Bayesian inference is a powerful tool for combining information in complex settings, a task of increasing importance in modern applications. However, Bayesian inference with a flawed model can produce unreliable conclusions. This review discusses approaches to performing Bayesian inference when the model is misspecified, where by misspecified we mean that the analyst is unwilling to act as if the model is correct. Much has been written about this topic, and in most cases we do not believe that a conventional Bayesian analysis is meaningful when there is serious model misspecification. Nevertheless, in some cases it is possible to use a well-specified model to give meaning to a Bayesian analysis of a misspecified model and we will focus on such cases. Three main classes of methods are discussed - restricted likelihood methods, which use a model based on a non-sufficient summary of the original data; modular inference methods which use a model constructed from coupled submodels and some of the submodels are correctly specified; and the use of a reference model to construct a projected posterior or predictive distribution for a simplified model considered to be useful for prediction or interpretation.
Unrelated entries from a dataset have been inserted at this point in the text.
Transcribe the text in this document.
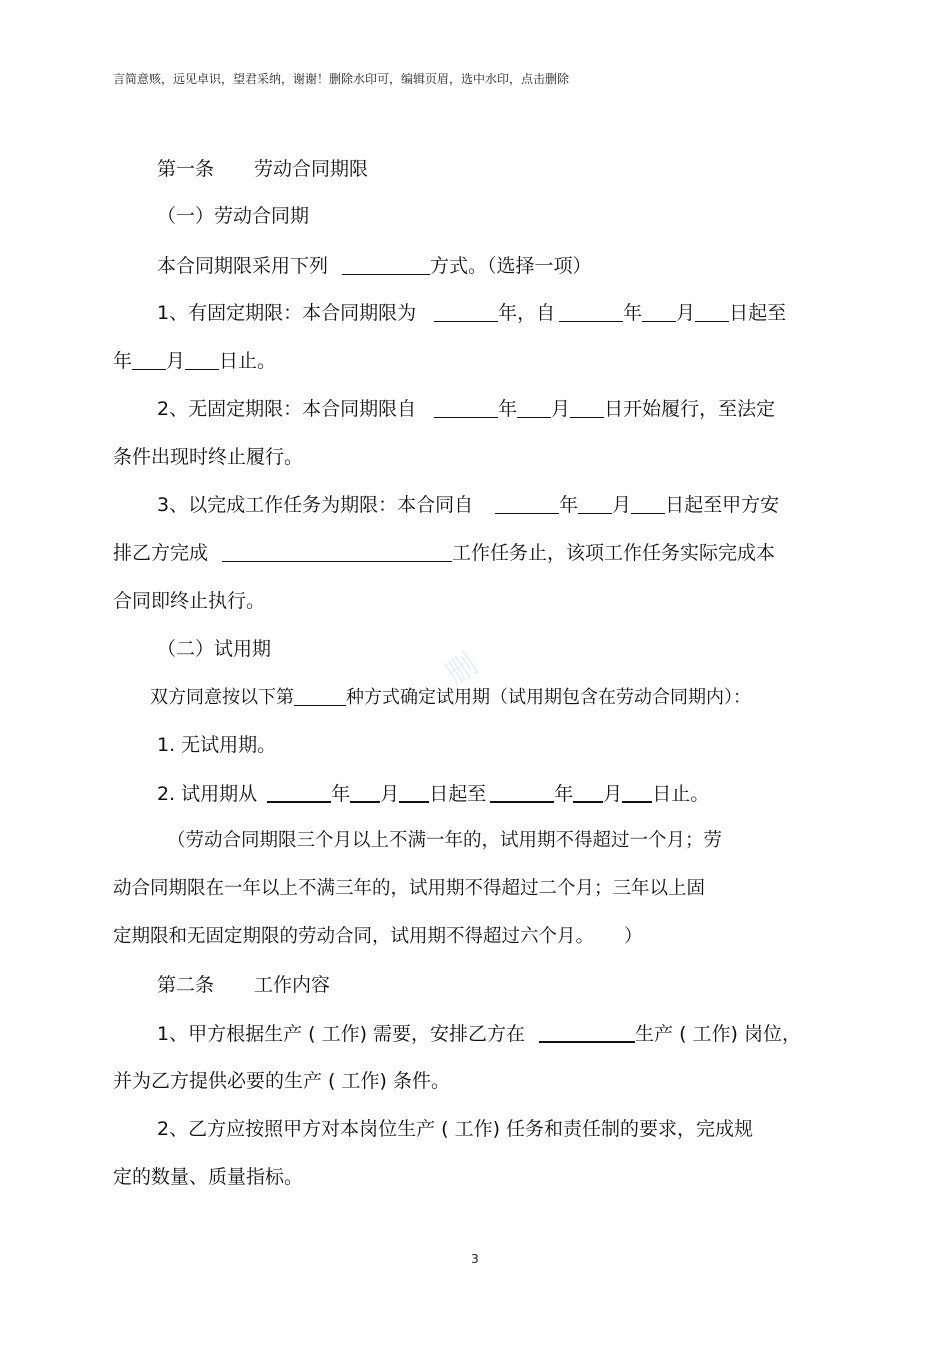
言简意赅，远见卓识，望君采纳，谢谢！删除水印可，编辑页眉，选中水印，点击删除
删
第一条 劳动合同期限
（一）劳动合同期
本合同期限采用下列	方式。（选择一项）
1、有固定期限：本合同期限为	年，自	年 月 日起至
年 月 日止。
2、无固定期限：本合同期限自	年 月 日开始履行，至法定
条件出现时终止履行。
3、以完成工作任务为期限：本合同自	年 月 日起至甲方安
排乙方完成	工作任务止，该项工作任务实际完成本
合同即终止执行。
（二）试用期
双方同意按以下第	种方式确定试用期（试用期包含在劳动合同期内）：
1. 无试用期。
2. 试用期从	年 月 日起至	年 月 日止。
（劳动合同期限三个月以上不满一年的，试用期不得超过一个月；劳
动合同期限在一年以上不满三年的，试用期不得超过二个月；三年以上固
定期限和无固定期限的劳动合同，试用期不得超过六个月。 ）
第二条 工作内容
1、甲方根据生产 ( 工作) 需要，安排乙方在	生产 ( 工作) 岗位，
并为乙方提供必要的生产 ( 工作) 条件。
2、乙方应按照甲方对本岗位生产 ( 工作) 任务和责任制的要求，完成规
定的数量、质量指标。
3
翻译：贝叶斯推断是在复杂情境中整合信息的强大工具，这一任务在现代应用中日益重要。然而，使用有缺陷的模型进行贝叶斯推断可能产生不可靠的结论。本文综述了当模型被错误设定时的贝叶斯推断方法——所谓"错误设定"指分析者不愿假定模型正确。该主题已有大量文献讨论，在多数情况下我们认为，当模型存在严重错误设定时，常规贝叶斯分析缺乏意义。尽管如此，在某些场景下，利用正确设定的模型赋予错误设定模型贝叶斯分析以意义是可行的，我们将聚焦此类情况。本文讨论三类主要方法：受限似然法（基于原始数据的非充分统计量构建模型）、模块化推断法（通过耦合子模型构建模型，其中部分子模型被正确设定），以及使用参考模型为简化模型（被认为适用于预测或解释）构建投影后验或预测分布的方法。